Javac weirdness

At work we discovered some weirdness with Javac and we are wondering why it acts the way it does.
Our setup is:

A project with many classfiles that needed to be reformatted.
Only we found out that after compiling them (with SDK 1.3) both source trees generate different binary’s.

We wanted to ensure that the code itself remains unchanged (we are talking about formatting about 1500 files).
However if we decompile the source or use Javap, the code is the same again.

What is causing this?

Could it be the debug information in the class files, detailing line numbers etc? Try turning off debug information (-O) and see how similar the generated classes are without it.

Is it active by default then?

Hmmm, after looking at the info on the sun site, I saw this:

-g
Generate all debugging information, including local variables. By default, only line number and source file information is generated.

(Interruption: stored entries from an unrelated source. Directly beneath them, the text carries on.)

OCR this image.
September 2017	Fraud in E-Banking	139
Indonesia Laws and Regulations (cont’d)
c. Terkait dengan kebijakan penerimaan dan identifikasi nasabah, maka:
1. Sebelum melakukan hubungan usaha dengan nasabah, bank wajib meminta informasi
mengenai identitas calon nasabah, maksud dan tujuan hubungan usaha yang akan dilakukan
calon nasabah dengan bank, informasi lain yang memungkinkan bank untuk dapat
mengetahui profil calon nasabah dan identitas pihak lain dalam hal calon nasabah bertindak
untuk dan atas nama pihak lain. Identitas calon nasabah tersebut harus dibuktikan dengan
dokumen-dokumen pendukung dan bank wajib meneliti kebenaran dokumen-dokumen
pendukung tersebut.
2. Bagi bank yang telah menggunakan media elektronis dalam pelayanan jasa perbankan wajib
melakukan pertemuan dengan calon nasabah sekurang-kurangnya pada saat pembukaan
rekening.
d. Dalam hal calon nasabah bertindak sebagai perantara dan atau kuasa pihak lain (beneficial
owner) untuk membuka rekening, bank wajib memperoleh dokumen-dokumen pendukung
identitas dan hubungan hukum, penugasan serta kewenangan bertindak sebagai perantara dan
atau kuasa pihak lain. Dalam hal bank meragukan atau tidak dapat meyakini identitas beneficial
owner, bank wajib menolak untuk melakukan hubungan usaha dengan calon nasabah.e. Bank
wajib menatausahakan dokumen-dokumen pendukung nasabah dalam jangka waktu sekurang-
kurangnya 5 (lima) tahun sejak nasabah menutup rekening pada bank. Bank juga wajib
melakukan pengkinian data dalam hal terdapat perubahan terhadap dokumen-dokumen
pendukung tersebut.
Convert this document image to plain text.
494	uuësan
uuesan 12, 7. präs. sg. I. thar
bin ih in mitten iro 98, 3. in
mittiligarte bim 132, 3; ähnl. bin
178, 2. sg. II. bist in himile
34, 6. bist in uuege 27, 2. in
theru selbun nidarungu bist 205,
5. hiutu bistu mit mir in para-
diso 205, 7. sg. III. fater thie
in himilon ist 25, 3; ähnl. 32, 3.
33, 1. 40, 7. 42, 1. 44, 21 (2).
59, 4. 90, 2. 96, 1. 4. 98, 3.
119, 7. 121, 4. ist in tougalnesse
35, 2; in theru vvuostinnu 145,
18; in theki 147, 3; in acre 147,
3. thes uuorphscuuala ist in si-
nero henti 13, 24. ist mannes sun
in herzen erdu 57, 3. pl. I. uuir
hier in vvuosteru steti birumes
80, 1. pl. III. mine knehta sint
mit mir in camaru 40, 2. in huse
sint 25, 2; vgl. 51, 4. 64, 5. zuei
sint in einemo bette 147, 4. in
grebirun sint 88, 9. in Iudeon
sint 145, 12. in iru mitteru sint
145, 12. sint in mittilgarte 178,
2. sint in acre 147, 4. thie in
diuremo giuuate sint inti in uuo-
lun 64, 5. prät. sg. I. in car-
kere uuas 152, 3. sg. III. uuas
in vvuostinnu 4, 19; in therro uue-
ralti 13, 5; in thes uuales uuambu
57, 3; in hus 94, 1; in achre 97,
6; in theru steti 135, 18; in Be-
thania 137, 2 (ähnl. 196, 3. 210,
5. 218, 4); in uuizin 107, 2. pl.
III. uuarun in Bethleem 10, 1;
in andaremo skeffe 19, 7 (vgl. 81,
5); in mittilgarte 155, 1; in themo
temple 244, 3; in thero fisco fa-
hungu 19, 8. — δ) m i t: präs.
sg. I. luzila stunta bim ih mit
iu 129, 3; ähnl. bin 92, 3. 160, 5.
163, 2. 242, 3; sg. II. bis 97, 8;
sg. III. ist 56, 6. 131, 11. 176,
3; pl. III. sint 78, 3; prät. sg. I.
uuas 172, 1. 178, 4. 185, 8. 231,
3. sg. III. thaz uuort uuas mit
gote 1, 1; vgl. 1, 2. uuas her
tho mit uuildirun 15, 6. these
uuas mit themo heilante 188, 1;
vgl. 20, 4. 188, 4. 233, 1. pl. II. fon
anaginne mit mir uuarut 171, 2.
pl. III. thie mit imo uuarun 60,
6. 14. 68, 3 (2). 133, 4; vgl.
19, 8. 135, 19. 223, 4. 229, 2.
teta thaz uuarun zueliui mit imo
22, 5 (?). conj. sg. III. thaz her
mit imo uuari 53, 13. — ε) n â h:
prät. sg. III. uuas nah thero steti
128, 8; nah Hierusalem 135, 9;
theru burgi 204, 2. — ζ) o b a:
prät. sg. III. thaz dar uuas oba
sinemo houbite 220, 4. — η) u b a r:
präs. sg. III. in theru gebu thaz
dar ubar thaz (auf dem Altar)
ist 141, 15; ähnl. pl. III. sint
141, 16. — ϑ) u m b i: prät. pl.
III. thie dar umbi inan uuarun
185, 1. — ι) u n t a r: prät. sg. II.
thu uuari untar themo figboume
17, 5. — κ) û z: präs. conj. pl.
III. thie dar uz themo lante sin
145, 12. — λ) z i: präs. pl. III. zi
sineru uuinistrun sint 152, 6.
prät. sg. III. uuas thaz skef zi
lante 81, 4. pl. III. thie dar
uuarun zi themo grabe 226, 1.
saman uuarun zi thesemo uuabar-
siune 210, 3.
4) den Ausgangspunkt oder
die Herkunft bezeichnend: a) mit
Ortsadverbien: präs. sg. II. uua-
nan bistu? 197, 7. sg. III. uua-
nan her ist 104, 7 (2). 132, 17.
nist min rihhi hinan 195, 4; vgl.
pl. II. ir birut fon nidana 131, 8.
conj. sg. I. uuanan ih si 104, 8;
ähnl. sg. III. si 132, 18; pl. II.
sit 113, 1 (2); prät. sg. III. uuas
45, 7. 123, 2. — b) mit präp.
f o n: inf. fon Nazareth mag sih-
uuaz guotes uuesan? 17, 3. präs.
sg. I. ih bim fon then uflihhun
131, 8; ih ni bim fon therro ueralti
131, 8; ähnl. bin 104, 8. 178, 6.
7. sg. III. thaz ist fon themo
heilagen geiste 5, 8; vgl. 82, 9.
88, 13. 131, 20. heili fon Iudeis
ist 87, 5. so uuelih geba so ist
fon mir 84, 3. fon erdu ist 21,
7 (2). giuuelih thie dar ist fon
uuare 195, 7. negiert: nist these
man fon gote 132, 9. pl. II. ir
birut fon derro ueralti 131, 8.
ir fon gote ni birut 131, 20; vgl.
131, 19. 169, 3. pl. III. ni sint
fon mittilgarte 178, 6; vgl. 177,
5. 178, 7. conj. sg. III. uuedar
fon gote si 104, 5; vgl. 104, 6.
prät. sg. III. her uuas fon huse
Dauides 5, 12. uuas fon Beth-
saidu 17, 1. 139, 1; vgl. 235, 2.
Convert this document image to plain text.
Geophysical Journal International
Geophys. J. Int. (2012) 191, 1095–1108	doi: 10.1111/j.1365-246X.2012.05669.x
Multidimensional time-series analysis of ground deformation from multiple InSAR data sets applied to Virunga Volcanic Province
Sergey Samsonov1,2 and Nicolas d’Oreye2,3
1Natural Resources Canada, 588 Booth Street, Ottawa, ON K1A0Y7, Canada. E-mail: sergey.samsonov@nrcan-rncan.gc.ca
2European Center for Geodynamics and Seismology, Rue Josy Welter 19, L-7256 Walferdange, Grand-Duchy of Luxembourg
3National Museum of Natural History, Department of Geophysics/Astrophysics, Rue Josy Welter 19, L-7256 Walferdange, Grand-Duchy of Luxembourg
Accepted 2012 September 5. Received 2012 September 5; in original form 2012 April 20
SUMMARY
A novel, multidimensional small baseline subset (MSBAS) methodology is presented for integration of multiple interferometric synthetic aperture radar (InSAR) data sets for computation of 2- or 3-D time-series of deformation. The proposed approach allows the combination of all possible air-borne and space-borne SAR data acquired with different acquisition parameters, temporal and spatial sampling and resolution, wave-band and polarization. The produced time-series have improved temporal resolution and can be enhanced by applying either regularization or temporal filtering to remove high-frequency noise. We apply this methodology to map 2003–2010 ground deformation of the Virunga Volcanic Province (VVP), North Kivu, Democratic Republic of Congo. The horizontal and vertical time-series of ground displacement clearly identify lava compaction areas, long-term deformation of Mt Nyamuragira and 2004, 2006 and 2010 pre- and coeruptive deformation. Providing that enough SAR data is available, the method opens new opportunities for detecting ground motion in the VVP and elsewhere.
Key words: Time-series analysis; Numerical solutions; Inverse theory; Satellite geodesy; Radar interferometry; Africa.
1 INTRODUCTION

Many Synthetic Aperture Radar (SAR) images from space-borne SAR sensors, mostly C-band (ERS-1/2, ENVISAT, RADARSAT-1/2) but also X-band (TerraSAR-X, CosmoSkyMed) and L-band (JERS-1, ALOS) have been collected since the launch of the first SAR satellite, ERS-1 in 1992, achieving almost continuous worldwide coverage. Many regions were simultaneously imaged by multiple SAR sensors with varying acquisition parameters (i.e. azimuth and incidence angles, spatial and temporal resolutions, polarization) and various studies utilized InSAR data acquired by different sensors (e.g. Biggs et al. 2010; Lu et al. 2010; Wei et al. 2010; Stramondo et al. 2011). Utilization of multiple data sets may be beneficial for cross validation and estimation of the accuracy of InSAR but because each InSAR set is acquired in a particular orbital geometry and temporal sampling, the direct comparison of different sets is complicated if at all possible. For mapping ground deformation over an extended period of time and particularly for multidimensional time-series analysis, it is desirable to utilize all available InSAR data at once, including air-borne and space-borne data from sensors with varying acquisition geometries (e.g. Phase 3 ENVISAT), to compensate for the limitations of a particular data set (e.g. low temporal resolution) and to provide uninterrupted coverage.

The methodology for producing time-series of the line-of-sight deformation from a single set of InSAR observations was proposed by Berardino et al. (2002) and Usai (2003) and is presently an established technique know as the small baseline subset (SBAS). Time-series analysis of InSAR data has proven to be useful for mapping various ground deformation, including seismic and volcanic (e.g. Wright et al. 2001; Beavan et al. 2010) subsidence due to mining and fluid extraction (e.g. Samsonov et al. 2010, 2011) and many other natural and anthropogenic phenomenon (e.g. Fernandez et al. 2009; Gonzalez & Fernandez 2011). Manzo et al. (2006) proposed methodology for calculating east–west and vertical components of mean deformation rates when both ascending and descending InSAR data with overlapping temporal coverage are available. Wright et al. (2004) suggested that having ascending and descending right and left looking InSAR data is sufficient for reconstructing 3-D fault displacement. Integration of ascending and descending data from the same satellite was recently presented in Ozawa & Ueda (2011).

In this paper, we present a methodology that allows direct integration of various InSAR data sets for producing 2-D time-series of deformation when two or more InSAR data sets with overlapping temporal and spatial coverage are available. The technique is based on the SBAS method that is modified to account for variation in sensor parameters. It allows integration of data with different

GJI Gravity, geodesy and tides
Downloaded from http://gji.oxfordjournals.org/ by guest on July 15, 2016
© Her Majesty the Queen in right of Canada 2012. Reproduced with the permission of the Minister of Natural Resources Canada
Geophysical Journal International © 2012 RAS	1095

Hmmm, thanks for the hint 8)

[quote]…only line number and source file information is generated…
[/quote]
If the source trees are different and the source code is formatted differently then both of those things could have different binary data.
That must be it.

BTW, I don’t think -O removes debugging info, it isn’t even a real option anymore. It’s not listed with -help.
You want: -g:none

I really never expected the end result to be different.
All that changed was the ammount of whitespace per tab and some of the indentation rules.

But ofcourse this enough to change the ammount of lines everywhere.
Thats why javap and jad returned the same code.

Anyways, thank you very much for pointing out what I overlooked ;D

[quote]BTW, I don’t think -O removes debugging info, it isn’t even a real option anymore. It’s not listed with -help.
You want: -g:none
[/quote]
Yes, quite true. I hadn’t spotted that!